In order to establish that he was unfairly dismissed because he made a protected disclosure, an employee needs to establish three things: firstly, that he was dismissed, secondly that he made a protected disclosure, and thirdly that the reason or principal reason for the dismissal was the protected disclosure. It is the “making” of the protected disclosure which is the focus of attention and which must be the principal reason for the dismissal.

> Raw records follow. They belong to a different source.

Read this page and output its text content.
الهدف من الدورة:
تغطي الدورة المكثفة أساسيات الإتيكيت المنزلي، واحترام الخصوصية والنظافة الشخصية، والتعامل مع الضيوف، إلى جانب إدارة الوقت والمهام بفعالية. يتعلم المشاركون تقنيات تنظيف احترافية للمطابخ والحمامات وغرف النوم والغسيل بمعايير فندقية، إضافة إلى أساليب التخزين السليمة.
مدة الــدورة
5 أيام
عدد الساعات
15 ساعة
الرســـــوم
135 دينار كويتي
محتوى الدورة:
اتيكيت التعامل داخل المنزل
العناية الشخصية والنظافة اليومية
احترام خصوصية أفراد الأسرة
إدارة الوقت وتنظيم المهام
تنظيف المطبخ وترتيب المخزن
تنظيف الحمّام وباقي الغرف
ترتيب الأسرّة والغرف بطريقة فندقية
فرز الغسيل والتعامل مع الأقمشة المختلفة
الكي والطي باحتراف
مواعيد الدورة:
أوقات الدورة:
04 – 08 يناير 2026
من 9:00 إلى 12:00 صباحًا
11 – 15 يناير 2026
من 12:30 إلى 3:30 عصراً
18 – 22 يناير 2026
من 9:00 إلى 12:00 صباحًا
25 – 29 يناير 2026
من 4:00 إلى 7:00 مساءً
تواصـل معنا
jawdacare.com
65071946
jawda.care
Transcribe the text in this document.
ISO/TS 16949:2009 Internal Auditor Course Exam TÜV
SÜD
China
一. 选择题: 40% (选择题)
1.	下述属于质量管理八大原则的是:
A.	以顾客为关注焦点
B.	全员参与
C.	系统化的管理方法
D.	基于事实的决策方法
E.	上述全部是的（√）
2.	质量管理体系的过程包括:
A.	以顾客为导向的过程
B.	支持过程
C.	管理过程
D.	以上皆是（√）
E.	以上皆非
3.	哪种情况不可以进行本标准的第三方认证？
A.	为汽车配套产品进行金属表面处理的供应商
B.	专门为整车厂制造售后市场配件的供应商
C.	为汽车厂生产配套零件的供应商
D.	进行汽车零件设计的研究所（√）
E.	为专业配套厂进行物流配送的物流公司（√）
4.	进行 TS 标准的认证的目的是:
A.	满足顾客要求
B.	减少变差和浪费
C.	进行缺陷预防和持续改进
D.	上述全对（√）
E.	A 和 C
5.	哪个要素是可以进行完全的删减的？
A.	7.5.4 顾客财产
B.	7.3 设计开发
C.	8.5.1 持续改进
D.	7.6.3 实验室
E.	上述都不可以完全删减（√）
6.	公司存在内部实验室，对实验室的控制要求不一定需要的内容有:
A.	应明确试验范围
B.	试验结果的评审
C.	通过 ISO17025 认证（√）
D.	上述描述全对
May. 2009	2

In all unfair dismissal cases it is necessary to establish the reason for the dismissal. In a constructive unfair dismissal case it is the employee and not the employer who decides to terminate the employment contract. The employer is not in fact intending to dismiss at all so that it is a little artificial to attribute a reason for the dismissal. In such cases the “reason for dismissal” has been taken to amount to “the reasons for [the employer’s] conduct which entitled the employee to terminate the contract thereby giving rise to a deemed dismissal by the employer” (Berriman v. Delabole Slate Ltd). In a protected disclosure case, it is therefore necessary to establish that the reason for the employer’s conduct which caused the employee to resign was the protected disclosure. This would be the case for example where the employee made a protected disclosure and because of his having made the protected disclosure, the employee was subject to intolerable bullying and the employee resigned in response to the bullying.
Contrast this with a situation where an employee (or worker) discovers that his employer has been “hacking” into a third party’s computer system to obtain information which information the employee is expected to sell to customers. Upon discovering this, the employee decides to resign because he does not want to become involved in dishonest conduct. He tells the employer about the illegal hacking and says that he is resigning because of it and does in fact resign either with immediate effect or on notice. In this case he will fail in a “whistleblowing” claim because on his own admission he resigned in response to the hacking. The employer’s conduct which caused him to resign was the unlawful hacking. This unlawful hacking was not caused by the disclosure (the hacking obviously took place before the disclosure about it was made to the employer).
All may not be lost. If the employee had been employed for more than 2 years he would be eligible to bring an ordinary unfair dismissal claim and on these facts he would expect to win such a claim. Alto if he resigned with immediate effect (regardless of how long he has been employed) he would have a claim for wrongful dismissal – in other words to be paid for his contractual notice period.
Constructive unfair dismissal cases are always complicated and difficult. This is doubly so when the employee claims he was a whistleblower and that his resignation was because he had “blown the whistle”.